アニメというのは、子どもからお年寄りまで対象年齢を広げてくれる、という性質を持ちます。
そもそも、アニメ=子どものものというイメージから始まっているので、対象となる年齢の幅が実写映画よりも広くなります。
先ほど例に出した映画の動員観客数でも分かるように、『劇場版「鬼滅の刃」無限列車編』『君の名は。』『アナと雪の女王』など、日本の大ヒット映画はほとんどがアニメ映画です。
アニメというのは、最強の「万人ウケ」要素なのです!
さらにいうと、アニメというのは日本が世界に誇る文化です。つまり世界的に見ると、日本のアニメというのは「オリジナリティ」の塊です。

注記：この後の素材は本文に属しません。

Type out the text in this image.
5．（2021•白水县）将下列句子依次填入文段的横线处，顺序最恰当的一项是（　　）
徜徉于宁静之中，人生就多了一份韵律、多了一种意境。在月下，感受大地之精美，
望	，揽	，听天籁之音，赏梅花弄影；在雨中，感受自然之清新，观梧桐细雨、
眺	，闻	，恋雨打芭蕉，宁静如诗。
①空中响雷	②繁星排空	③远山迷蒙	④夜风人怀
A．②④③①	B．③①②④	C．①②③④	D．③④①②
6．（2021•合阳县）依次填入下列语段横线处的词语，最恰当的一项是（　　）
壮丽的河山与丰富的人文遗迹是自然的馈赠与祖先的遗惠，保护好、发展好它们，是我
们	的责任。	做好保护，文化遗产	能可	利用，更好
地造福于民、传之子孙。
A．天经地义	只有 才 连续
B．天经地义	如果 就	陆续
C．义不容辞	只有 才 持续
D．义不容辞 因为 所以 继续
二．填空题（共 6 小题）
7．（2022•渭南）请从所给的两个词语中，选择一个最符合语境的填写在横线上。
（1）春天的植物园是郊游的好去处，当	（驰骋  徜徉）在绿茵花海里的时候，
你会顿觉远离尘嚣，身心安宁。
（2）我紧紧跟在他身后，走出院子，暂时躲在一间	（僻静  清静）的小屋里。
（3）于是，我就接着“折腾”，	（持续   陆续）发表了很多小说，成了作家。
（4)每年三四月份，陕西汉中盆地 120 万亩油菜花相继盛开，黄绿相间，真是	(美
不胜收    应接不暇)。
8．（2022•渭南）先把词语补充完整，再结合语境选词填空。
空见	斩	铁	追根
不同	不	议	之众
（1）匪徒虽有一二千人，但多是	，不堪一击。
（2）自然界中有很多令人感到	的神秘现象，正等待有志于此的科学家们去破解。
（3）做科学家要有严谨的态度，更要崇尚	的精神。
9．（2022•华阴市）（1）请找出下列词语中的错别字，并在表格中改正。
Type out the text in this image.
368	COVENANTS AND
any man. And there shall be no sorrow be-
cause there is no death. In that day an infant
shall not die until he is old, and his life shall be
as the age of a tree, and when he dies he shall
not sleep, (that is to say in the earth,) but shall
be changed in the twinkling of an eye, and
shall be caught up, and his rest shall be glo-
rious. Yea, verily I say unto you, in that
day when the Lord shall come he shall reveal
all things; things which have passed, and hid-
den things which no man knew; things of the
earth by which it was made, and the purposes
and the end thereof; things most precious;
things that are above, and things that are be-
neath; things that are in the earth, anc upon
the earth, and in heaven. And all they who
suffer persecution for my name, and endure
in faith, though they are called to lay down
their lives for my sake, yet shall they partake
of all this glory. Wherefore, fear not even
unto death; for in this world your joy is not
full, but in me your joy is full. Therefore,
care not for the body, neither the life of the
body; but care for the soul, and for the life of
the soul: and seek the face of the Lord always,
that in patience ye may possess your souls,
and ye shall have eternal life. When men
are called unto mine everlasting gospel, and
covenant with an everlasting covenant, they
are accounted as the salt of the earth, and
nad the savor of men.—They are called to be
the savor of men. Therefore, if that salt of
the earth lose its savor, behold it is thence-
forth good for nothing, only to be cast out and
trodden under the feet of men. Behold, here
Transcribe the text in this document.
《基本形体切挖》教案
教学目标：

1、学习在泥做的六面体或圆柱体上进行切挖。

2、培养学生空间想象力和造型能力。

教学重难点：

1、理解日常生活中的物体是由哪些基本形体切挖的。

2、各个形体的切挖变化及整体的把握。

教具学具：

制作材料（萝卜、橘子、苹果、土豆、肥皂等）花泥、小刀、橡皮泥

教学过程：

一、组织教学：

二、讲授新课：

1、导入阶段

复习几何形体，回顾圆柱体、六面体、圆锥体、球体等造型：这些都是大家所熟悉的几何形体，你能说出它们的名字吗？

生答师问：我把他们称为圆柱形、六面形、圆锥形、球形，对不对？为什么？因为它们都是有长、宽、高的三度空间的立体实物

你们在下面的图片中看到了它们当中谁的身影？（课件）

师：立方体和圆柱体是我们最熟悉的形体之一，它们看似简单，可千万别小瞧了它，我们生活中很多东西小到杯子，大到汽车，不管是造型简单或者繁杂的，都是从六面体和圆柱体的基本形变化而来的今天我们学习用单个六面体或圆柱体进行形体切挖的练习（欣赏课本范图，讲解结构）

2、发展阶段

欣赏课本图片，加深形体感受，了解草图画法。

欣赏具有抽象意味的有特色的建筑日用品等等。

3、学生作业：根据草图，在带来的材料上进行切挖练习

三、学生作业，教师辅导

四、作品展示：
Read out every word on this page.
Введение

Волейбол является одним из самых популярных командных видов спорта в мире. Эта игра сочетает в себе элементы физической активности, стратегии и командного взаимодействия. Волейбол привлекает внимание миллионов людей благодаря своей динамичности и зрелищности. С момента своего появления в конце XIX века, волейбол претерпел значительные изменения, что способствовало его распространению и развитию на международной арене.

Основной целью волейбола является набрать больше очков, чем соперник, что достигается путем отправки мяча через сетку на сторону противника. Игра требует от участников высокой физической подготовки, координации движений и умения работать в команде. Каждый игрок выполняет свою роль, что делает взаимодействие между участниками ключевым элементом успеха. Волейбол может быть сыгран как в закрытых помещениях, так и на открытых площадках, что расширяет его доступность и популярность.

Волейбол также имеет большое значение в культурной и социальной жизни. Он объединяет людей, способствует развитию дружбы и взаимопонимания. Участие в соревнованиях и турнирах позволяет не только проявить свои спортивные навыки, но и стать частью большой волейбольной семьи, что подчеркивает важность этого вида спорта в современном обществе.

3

アニメというのは、「万人ウケ」「オリジナリティ」の強い味方になってくれるのです!!
しかし、これまでの日本アニメ映画には「社会派」という要素が足りませんでした。『劇場版「鬼滅の刃」無限列車編』しかり、『君の名は。』しかり、社会問題を扱った映画ではありません。
そこで、アニメ映画で、なおかつ「社会派」という要素を兼ね備えた映画が出てくると、日本を代表する大ヒット作になるのではないかと考えています。
僕は、近いうちに”社会派アニメ”の映画が出てきて、アカデミー作品賞を取ってくれると確信しています!
さいごに
今回は、なぜ日本映画はアカデミー賞を取れないのか?というテーマで、「アカデミー作品賞をとるために必要な3要素」「日本映画で取れるならどんな作品か」について、お話ししました。
日本映画初のアカデミー作品賞はどのような作品になるのか、注目して見ておいていただければと思います!